Ukai is a traditional fishing method which uses trained cormorants to catch river fish such as sweetfish (ayu). This type of fishing has been around for over 1300 years, most prominently along the Nagaragawa River in Gifu City, where the master fishermen have official patronage from the emperor. Today, ukai takes place in the summer months in about a dozen rivers across Japan, including:

Ukai is practiced by master fishermen from long wooden boats. Each fisherman leads about a dozen cormorants on leashes who swim alongside the boat and dive under the water to catch fish by swallowing them whole. The fish are kept in a special pouch in the cormorant's throat to be retrieved later and are prevented from being swallowed by a snare around the bird's neck. Each boat carries a large fire to provide light for the boatmen to steer and the birds to fish by.

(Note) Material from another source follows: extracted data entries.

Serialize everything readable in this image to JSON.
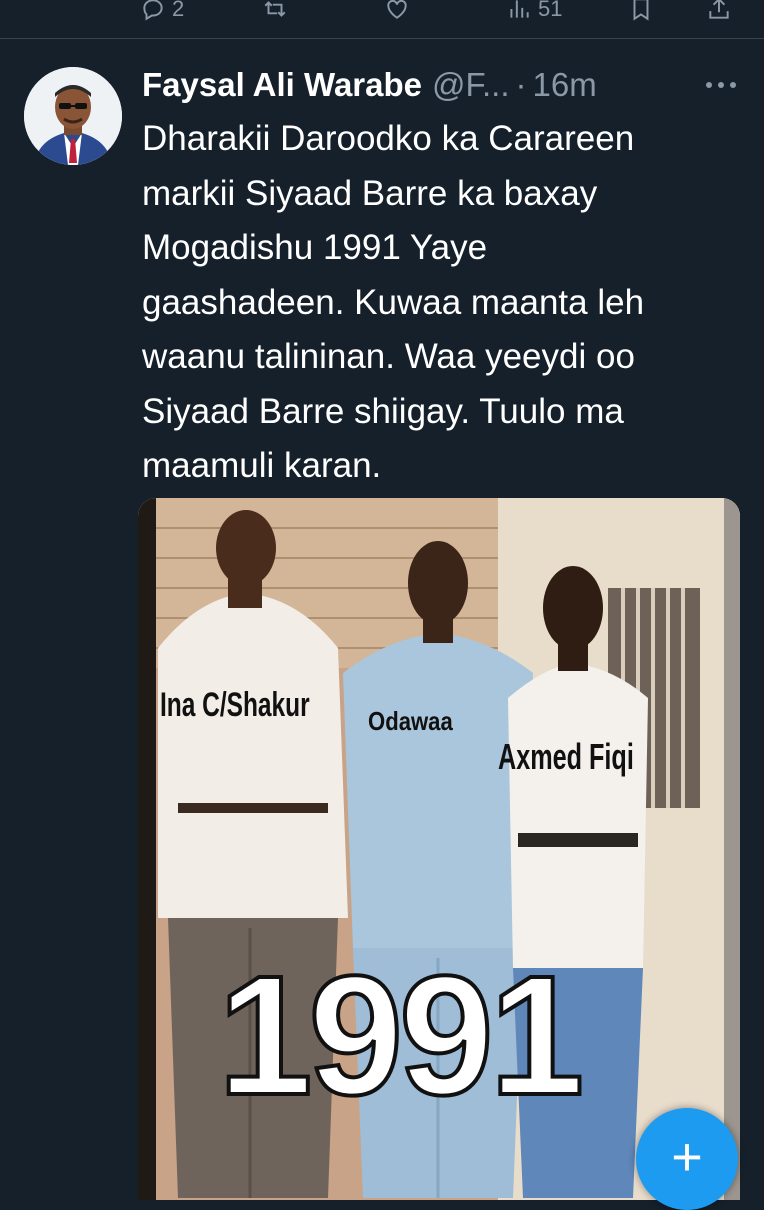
{
  "action_bar": {
    "reply_count": "2",
    "views_count": "51"
  },
  "tweet": {
    "author_name": "Faysal Ali Warabe",
    "author_handle": "@F...",
    "separator": "·",
    "timestamp": "16m",
    "text": "Dharakii Daroodko ka Carareen\nmarkii Siyaad Barre ka baxay\nMogadishu 1991 Yaye\ngaashadeen. Kuwaa maanta leh\nwaanu talininan. Waa yeeydi  oo\nSiyaad Barre shiigay. Tuulo ma\nmaamuli karan."
  },
  "media": {
    "labels": [
      "Ina C/Shakur",
      "Odawaa",
      "Axmed Fiqi"
    ],
    "year": "1991"
  },
  "fab": {
    "icon": "plus-icon"
  },
  "colors": {
    "background": "#15202b",
    "secondary_text": "#8b98a5",
    "accent": "#1d9bf0"
  }
}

These days, ukai is held mainly as a tourist attraction. Special sightseeing cruises are offered that shadow the ukai boats and allow tourists to get an up-close look at the action. Details depend on each site, but the boats typically operate daily during the season except when the rivers have high water levels. Cruises typically last about an hour and cost around 2000 to 3500 yen per person.

Dinner cruises are also available at some of the ukai sites and provide a unique and popular way of experiencing ukai. Dinner cruises may be offered through the cruise companies themselves or through local hotels, ryokan and restaurants. Advance reservations are usually required. Alternatively, in many places it is also possible to watch the fishing action from along the riverbank for free.